Estos dos inagotables años de pandemia -con sus dosis de confinamientos, desconfinamientos, cierres y aperturas parciales, nuevas mutaciones del virus, olas recurrentes de incertidumbre y ansiedad- parecieron arrinconarnos para siempre en lo virtual. De pronto, imaginamos que todas nuestras experiencias laborales, amistosas, familiares, amorosas e incluso sexuales -por no hablar del tiempo que destinamos al entretenimiento y al arte- habrían de quedar atrapadas en ese otro mundo que cada vez se solapa más con el nuestro. Una gran migración obligada más por la gestión del virus realizada por nuestros gobiernos -el biopoder que hoy nos controla- que por el virus mismo: todos nos mostrábamos dispuestos a dejar atrás el peligroso entorno analógico para alcanzar la tierra prometida digital.

En este ominoso panorama, las grandes compañías tecnológicas -poderes ya muy superiores a cualquier Estado nacional- apenas tardaron en avistar una nueva jauja: una era en la que tarde o temprano todos los habitantes del planeta terminaríamos por sumergirnos día y noche en sus distintas plataformas y aplicaciones, convertidos no tanto en sus usuarios como en sus esclavos de tiempo completo. No es otra la idea subyacente en el metaverso -el término anticipado por el novelista Neal Stephenson en 1992 en Snow Crash y explorado hasta sus límites en la recién ampliada saga de Matrix-: un ámbito virtual permanente del que muy pocos se atreverían a salir.

La propuesta -con hondas raíces platónicas- implicaría abandonar el mayor tiempo posible las tinieblas de lo real, con sus amenazas virales, sus despropósitos políticos y su abulia cotidiana, para poblar en cambio una esfera luminosa donde llevar a cabo las porciones más importantes de nuestras vidas: del teletrabajo al cibersexo, pasando por nuestra adicción congénita al chismorreo y el consumo de ficciones y, por supuesto -el neoliberalismo todo lo permea-, cada una de nuestras transacciones económicas. Esta es la promesa, al menos, que Mark Zuckerberg, en su siniestra huida hacia adelante luego de las incontables acusaciones en su contra, dio hace unas semanas al transformar Facebook en Meta.

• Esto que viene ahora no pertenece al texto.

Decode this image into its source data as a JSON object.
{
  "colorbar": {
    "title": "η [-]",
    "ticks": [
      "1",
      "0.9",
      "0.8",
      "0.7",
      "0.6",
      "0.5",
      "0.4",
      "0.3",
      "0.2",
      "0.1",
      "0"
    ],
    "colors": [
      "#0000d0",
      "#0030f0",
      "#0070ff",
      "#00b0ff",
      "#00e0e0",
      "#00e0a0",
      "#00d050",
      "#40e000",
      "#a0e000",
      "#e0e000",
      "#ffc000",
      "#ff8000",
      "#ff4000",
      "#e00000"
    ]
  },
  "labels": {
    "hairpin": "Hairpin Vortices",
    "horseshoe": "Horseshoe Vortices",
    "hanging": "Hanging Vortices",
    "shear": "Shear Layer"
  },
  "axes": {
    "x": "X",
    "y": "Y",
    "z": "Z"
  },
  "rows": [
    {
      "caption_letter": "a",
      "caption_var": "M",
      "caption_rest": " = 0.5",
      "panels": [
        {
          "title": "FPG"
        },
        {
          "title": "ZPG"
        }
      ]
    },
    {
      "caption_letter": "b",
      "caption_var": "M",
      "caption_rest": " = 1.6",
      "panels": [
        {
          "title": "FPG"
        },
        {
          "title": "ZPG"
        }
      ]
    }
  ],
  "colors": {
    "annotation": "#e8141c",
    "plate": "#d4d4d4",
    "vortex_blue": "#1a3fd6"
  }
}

Si ya pasamos horas y horas sometidos a la pantalla -y los más jóvenes muchas más-, la oferta ahora es convertirnos en pantallas a nosotros mismos, dócilmente conectados a través de audífonos y lentes de realidad virtual que por fin sean cómodos y baratos -en espera de los implantes cerebrales anticipados por la ciencia ficción-. En su lanzamiento de Meta -el kitsch de lo digital-, Zuckerberg nos exhibía nuevos y mejorados avatares con los cuales conquistar esa nueva frontera: no deja de sorprender cómo su idea del American way of life digital remeda la retórica de los anuncios de lavadoras o aspiradoras de los años cincuenta y sesenta.

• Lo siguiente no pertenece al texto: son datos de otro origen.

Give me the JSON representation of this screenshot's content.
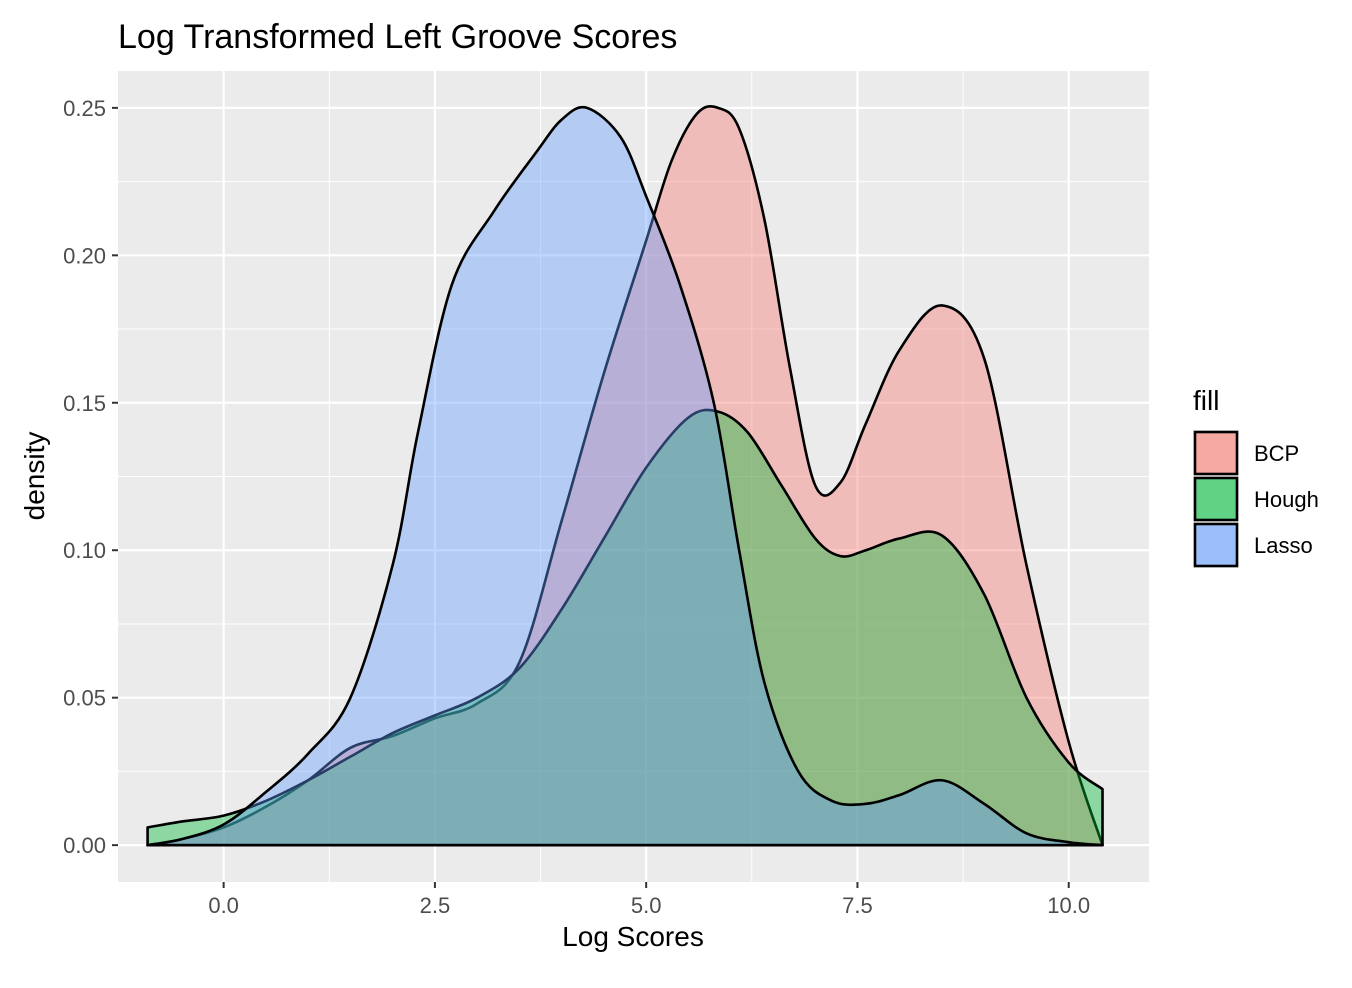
{
  "chart_data": {
    "type": "area",
    "subtype": "density",
    "title": "Log Transformed Left Groove Scores",
    "xlabel": "Log Scores",
    "ylabel": "density",
    "xlim": [
      -1.25,
      10.95
    ],
    "ylim": [
      -0.0125,
      0.2625
    ],
    "x_ticks": [
      0.0,
      2.5,
      5.0,
      7.5,
      10.0
    ],
    "x_tick_labels": [
      "0.0",
      "2.5",
      "5.0",
      "7.5",
      "10.0"
    ],
    "y_ticks": [
      0.0,
      0.05,
      0.1,
      0.15,
      0.2,
      0.25
    ],
    "y_tick_labels": [
      "0.00",
      "0.05",
      "0.10",
      "0.15",
      "0.20",
      "0.25"
    ],
    "grid": true,
    "background": "#ebebeb",
    "legend": {
      "title": "fill",
      "position": "right"
    },
    "series": [
      {
        "name": "BCP",
        "color": "#f8766d",
        "x": [
          -0.9,
          -0.5,
          0.0,
          0.5,
          1.0,
          1.5,
          2.0,
          2.5,
          3.0,
          3.5,
          4.0,
          4.5,
          5.0,
          5.3,
          5.6,
          5.85,
          6.1,
          6.4,
          6.7,
          7.0,
          7.3,
          7.6,
          8.0,
          8.5,
          9.0,
          9.5,
          10.0,
          10.4
        ],
        "values": [
          0.0,
          0.002,
          0.006,
          0.013,
          0.022,
          0.033,
          0.037,
          0.043,
          0.048,
          0.062,
          0.11,
          0.16,
          0.205,
          0.232,
          0.248,
          0.25,
          0.243,
          0.212,
          0.162,
          0.122,
          0.123,
          0.143,
          0.168,
          0.183,
          0.165,
          0.095,
          0.035,
          0.0
        ]
      },
      {
        "name": "Hough",
        "color": "#00ba38",
        "x": [
          -0.9,
          -0.5,
          0.0,
          0.5,
          1.0,
          1.5,
          2.0,
          2.5,
          3.0,
          3.5,
          4.0,
          4.5,
          5.0,
          5.5,
          5.85,
          6.2,
          6.6,
          7.0,
          7.3,
          7.6,
          8.0,
          8.5,
          9.0,
          9.5,
          10.0,
          10.4
        ],
        "values": [
          0.006,
          0.008,
          0.01,
          0.015,
          0.022,
          0.03,
          0.038,
          0.044,
          0.05,
          0.06,
          0.08,
          0.104,
          0.128,
          0.145,
          0.147,
          0.14,
          0.122,
          0.104,
          0.098,
          0.1,
          0.104,
          0.105,
          0.085,
          0.05,
          0.028,
          0.019
        ]
      },
      {
        "name": "Lasso",
        "color": "#619cff",
        "x": [
          -0.9,
          -0.5,
          0.0,
          0.5,
          1.0,
          1.5,
          2.0,
          2.3,
          2.7,
          3.2,
          3.7,
          4.0,
          4.3,
          4.7,
          5.0,
          5.4,
          5.8,
          6.1,
          6.4,
          6.8,
          7.2,
          7.6,
          8.0,
          8.5,
          9.0,
          9.5,
          10.0,
          10.4
        ],
        "values": [
          0.0,
          0.002,
          0.007,
          0.018,
          0.031,
          0.05,
          0.095,
          0.14,
          0.19,
          0.215,
          0.235,
          0.246,
          0.25,
          0.24,
          0.22,
          0.19,
          0.15,
          0.1,
          0.055,
          0.025,
          0.015,
          0.014,
          0.017,
          0.022,
          0.014,
          0.004,
          0.001,
          0.0
        ]
      }
    ]
  }
}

Con todas sus concesiones al cine de acción ciberpunk, la última Matrix refleja mejor el mismo anhelo: una sociedad virtual adocenada y apacible, de la que casi nadie escapa, y un mundo real dominado no tanto por una maléfica inteligencia artificial como por un puñado de empresarios sin escrúpulos decididos a exprimirnos al máximo como si en efecto fuéramos criados en granjas artificiales con el único fin de extraernos información. Si de por sí vivimos en el capitalismo de vigilancia descrito por Shoshana Zuboff, el metaverso se vislumbra como su culminación: la jaula digital en donde nos introducimos libremente con la única promesa de ser alimentados a diario.

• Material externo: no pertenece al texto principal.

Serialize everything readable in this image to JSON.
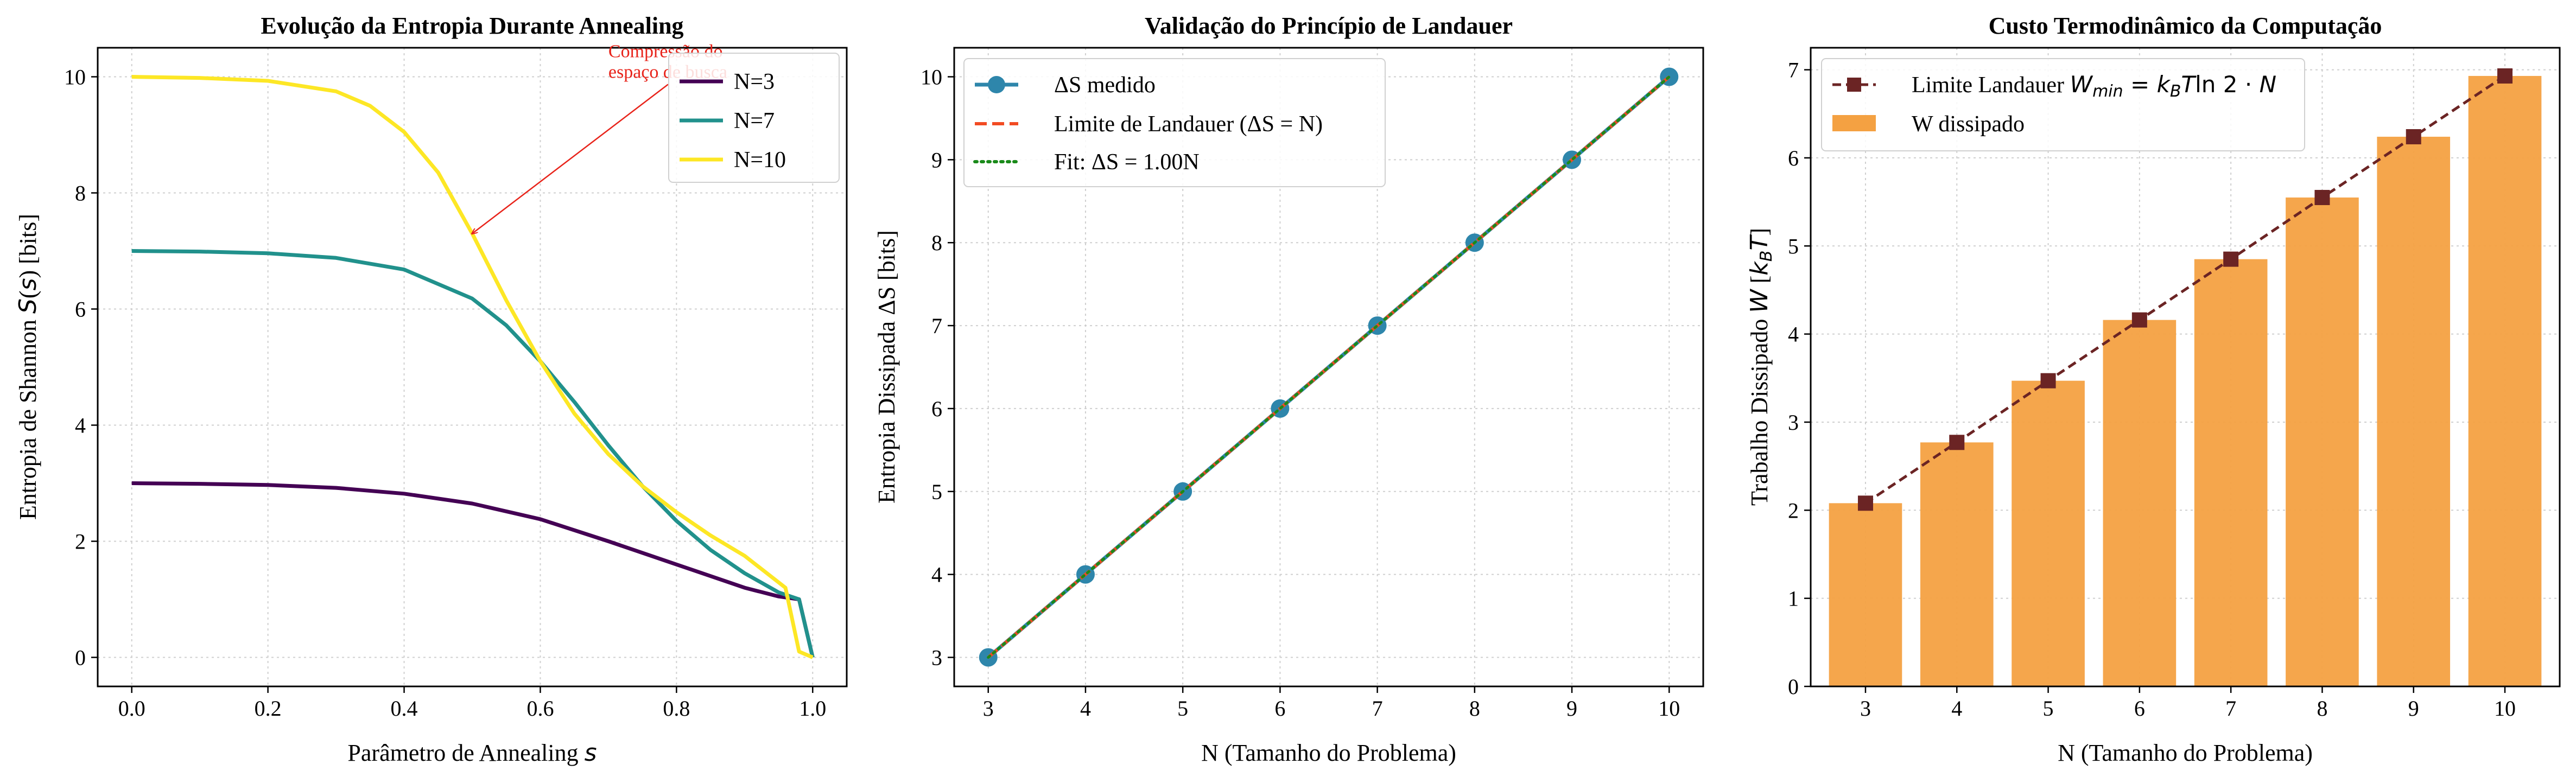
{
  "chart_data": [
    {
      "type": "line",
      "title": "Evolução da Entropia Durante Annealing",
      "xlabel": "Parâmetro de Annealing s",
      "ylabel": "Entropia de Shannon S(s) [bits]",
      "xlim": [
        -0.05,
        1.05
      ],
      "ylim": [
        -0.5,
        10.5
      ],
      "xticks": [
        "0.0",
        "0.2",
        "0.4",
        "0.6",
        "0.8",
        "1.0"
      ],
      "yticks": [
        "0",
        "2",
        "4",
        "6",
        "8",
        "10"
      ],
      "grid": true,
      "legend_position": "top-right",
      "annotation": {
        "text_line1": "Compressão do",
        "text_line2": "espaço de busca",
        "text_xy": [
          0.7,
          10.0
        ],
        "arrow_to": [
          0.5,
          7.3
        ]
      },
      "series": [
        {
          "name": "N=3",
          "color": "#440154",
          "x": [
            0,
            0.1,
            0.2,
            0.3,
            0.4,
            0.5,
            0.6,
            0.7,
            0.8,
            0.9,
            0.95,
            0.98,
            1.0
          ],
          "y": [
            3.0,
            2.99,
            2.97,
            2.92,
            2.82,
            2.65,
            2.38,
            2.0,
            1.6,
            1.2,
            1.05,
            1.0,
            0.0
          ]
        },
        {
          "name": "N=7",
          "color": "#21918c",
          "x": [
            0,
            0.1,
            0.2,
            0.3,
            0.4,
            0.5,
            0.55,
            0.6,
            0.65,
            0.7,
            0.75,
            0.8,
            0.85,
            0.9,
            0.95,
            0.98,
            1.0
          ],
          "y": [
            7.0,
            6.99,
            6.96,
            6.88,
            6.68,
            6.18,
            5.72,
            5.1,
            4.4,
            3.65,
            2.95,
            2.35,
            1.85,
            1.45,
            1.12,
            1.0,
            0.0
          ]
        },
        {
          "name": "N=10",
          "color": "#fde725",
          "x": [
            0,
            0.1,
            0.2,
            0.3,
            0.35,
            0.4,
            0.45,
            0.5,
            0.55,
            0.6,
            0.65,
            0.7,
            0.75,
            0.8,
            0.85,
            0.9,
            0.96,
            0.98,
            1.0
          ],
          "y": [
            10.0,
            9.98,
            9.93,
            9.75,
            9.5,
            9.05,
            8.35,
            7.3,
            6.15,
            5.1,
            4.2,
            3.5,
            2.95,
            2.5,
            2.1,
            1.75,
            1.2,
            0.1,
            0.0
          ]
        }
      ]
    },
    {
      "type": "line",
      "title": "Validação do Princípio de Landauer",
      "xlabel": "N (Tamanho do Problema)",
      "ylabel": "Entropia Dissipada ΔS [bits]",
      "xlim": [
        2.65,
        10.35
      ],
      "ylim": [
        2.65,
        10.35
      ],
      "xticks": [
        "3",
        "4",
        "5",
        "6",
        "7",
        "8",
        "9",
        "10"
      ],
      "yticks": [
        "3",
        "4",
        "5",
        "6",
        "7",
        "8",
        "9",
        "10"
      ],
      "grid": true,
      "legend_position": "top-left",
      "series": [
        {
          "name": "ΔS medido",
          "color": "#2e86ab",
          "style": "solid-markers",
          "x": [
            3,
            4,
            5,
            6,
            7,
            8,
            9,
            10
          ],
          "y": [
            3,
            4,
            5,
            6,
            7,
            8,
            9,
            10
          ]
        },
        {
          "name": "Limite de Landauer (ΔS = N)",
          "color": "#f24b23",
          "style": "dashed",
          "x": [
            3,
            4,
            5,
            6,
            7,
            8,
            9,
            10
          ],
          "y": [
            3,
            4,
            5,
            6,
            7,
            8,
            9,
            10
          ]
        },
        {
          "name": "Fit: ΔS = 1.00N",
          "color": "#1a8a1a",
          "style": "dotted",
          "x": [
            3,
            4,
            5,
            6,
            7,
            8,
            9,
            10
          ],
          "y": [
            3,
            4,
            5,
            6,
            7,
            8,
            9,
            10
          ]
        }
      ]
    },
    {
      "type": "bar",
      "title": "Custo Termodinâmico da Computação",
      "xlabel": "N (Tamanho do Problema)",
      "ylabel": "Trabalho Dissipado W [kBT]",
      "categories": [
        "3",
        "4",
        "5",
        "6",
        "7",
        "8",
        "9",
        "10"
      ],
      "ylim": [
        0,
        7.25
      ],
      "yticks": [
        "0",
        "1",
        "2",
        "3",
        "4",
        "5",
        "6",
        "7"
      ],
      "grid": true,
      "legend_position": "top-left",
      "series": [
        {
          "name": "W dissipado",
          "color": "#f4a142",
          "values": [
            2.08,
            2.77,
            3.47,
            4.16,
            4.85,
            5.55,
            6.24,
            6.93
          ]
        },
        {
          "name": "Limite Landauer W_min = k_B T ln2 · N",
          "color": "#6b2424",
          "style": "dashed-square-markers",
          "values": [
            2.08,
            2.77,
            3.47,
            4.16,
            4.85,
            5.55,
            6.24,
            6.93
          ]
        }
      ]
    }
  ]
}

Esta semana las acciones de Meta se derrumbaron, arrastrando a la bolsa de valores de Nueva York: un primer tropiezo derivado apenas de las nuevas condiciones de privacidad de Apple que dificultarán la recogida de datos que necesita Meta -es decir, de Facebook, Instagram o WhatsApp- a partir de sus dispositivos. La caída desnuda, de nuevo, la ambición estaliniana de Zuckerberg: lo único que le interesa, en el fondo, es convertir a la humanidad entera en una domesticada y satisfecha fuerza de trabajo a su servicio.